Why should I take accelerated credit?

Why should I take accelerated credit?

Earning (or registering for) college credit in high school can have many benefits for students and their families. Research has shown that students who take college credit before they leave high school are likely to enroll in college and persist through their first year of college.

Here are some noteworthy reasons to engage in college credit before you leave high school:

  1. Get a head start on college courses.

  2. Build a college-going identity.

  3. Receive transfer credit.

  4. Potentially save time to degree.

  5. Potentially save money.

Are there barriers or issues for students taking college credit in high school?

Ideally, college credit in high school encourages all students to pursue and enroll in college. One goal of dual credit is to encourage students to take credit that will count as transfer credit in the student’s future degree program. At times, taking too much college credit in high school can present barriers later in a student’s academic career. Should a student take more than 2 or 3 college courses during high school, students should try to speak with an academic advisor at the college they might attend. Students, parents, and advisors are encouraged to think about credits as "credits with a purpose" - those that will count towards their college goals. 

Put another way, when pursuing dual credit opportunities, it is wise to understand how the credit will transfer or to know what degree program the student hopes to pursue. Knowing these key pieces of information can help high school and college advisors map what courses are most appropriate to take.

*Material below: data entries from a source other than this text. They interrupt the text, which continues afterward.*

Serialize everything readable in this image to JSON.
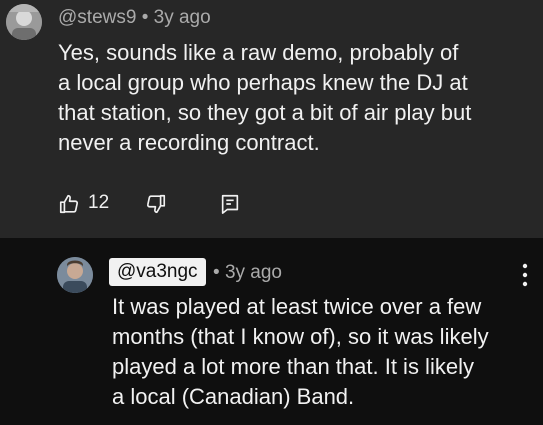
{
  "comments": [
    {
      "author": "@stews9",
      "separator": "•",
      "time": "3y ago",
      "lines": [
        "Yes, sounds like a raw demo, probably of",
        "a local group who perhaps knew the DJ at",
        "that station, so they got a bit of air play but",
        "never a recording contract."
      ],
      "likes": "12"
    },
    {
      "author": "@va3ngc",
      "separator": "•",
      "time": "3y ago",
      "lines": [
        "It was played at least twice over a few",
        "months (that I know of), so it was likely",
        "played a lot more than that.  It is likely",
        "a local (Canadian) Band."
      ]
    }
  ],
  "icons": {
    "like": "thumb-up-icon",
    "dislike": "thumb-down-icon",
    "reply": "reply-comment-icon",
    "more": "more-vert-icon"
  },
  "colors": {
    "top_bg": "#272727",
    "page_bg": "#0f0f0f",
    "text": "#f1f1f1",
    "meta": "#aaaaaa",
    "chip_bg": "#f1f1f1"
  }
}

Many students will not know what degree or college they plan on attending. In these cases, students are encouraged to take “intentional” college credit. “Intentional” college credit, are credits that have more transferability than others and tend to be in general subject areas such as, Math, Science, Writing, etc.

150% Rule

One barrier that a student may face when being granted a high number of college credits while in high school is the Federal Financial Aid 150% rule. This regulation applies to all students and is in place to help students stay on track to receiving their degree. Once a student has received 150% of the number of credits required to complete a degree then their financial aid is maxed out and no more federal loans are available. For example, if a student needs 60 credits hours to graduate and they have 90 credit hours (60 hrs. X 150 percent = 90 hrs.) their ability to receive financial aid may be terminated.

Students and families should be aware of this rule and attempt to seek credit opportunities that get students on track to a degree.

Oregon Promise - 90 credit limit

Students who are engaging in dual credit or college credit opportunities should be aware of the 90 credit rule within the Oregon Promise. Oregon Promise is a state grant that covers most tuition costs at any Oregon Community College for recent high school graduates and GED recipients who meet the eligibility requirements.

The 90-credit limit is a limit on the total number of college credits you have attempted to earn. Once you have attempted a total of 90 college credits, you are no longer eligible for Oregon Promise. All of the following types of credits count toward the 90 credit limit:

  • College credits you take while in high school or as part of a high school completion program

  • College credits you take during summer term*

  • College credits you take at another college or university while dual-enrolled at a community college

  • College credits for courses you withdraw from or fail

  • Any other college credits you attempt or complete prior to and during your time as an Oregon Promise recipient

*Oregon Promise does not pay for summer courses. Information above was provided by Oregon Promise.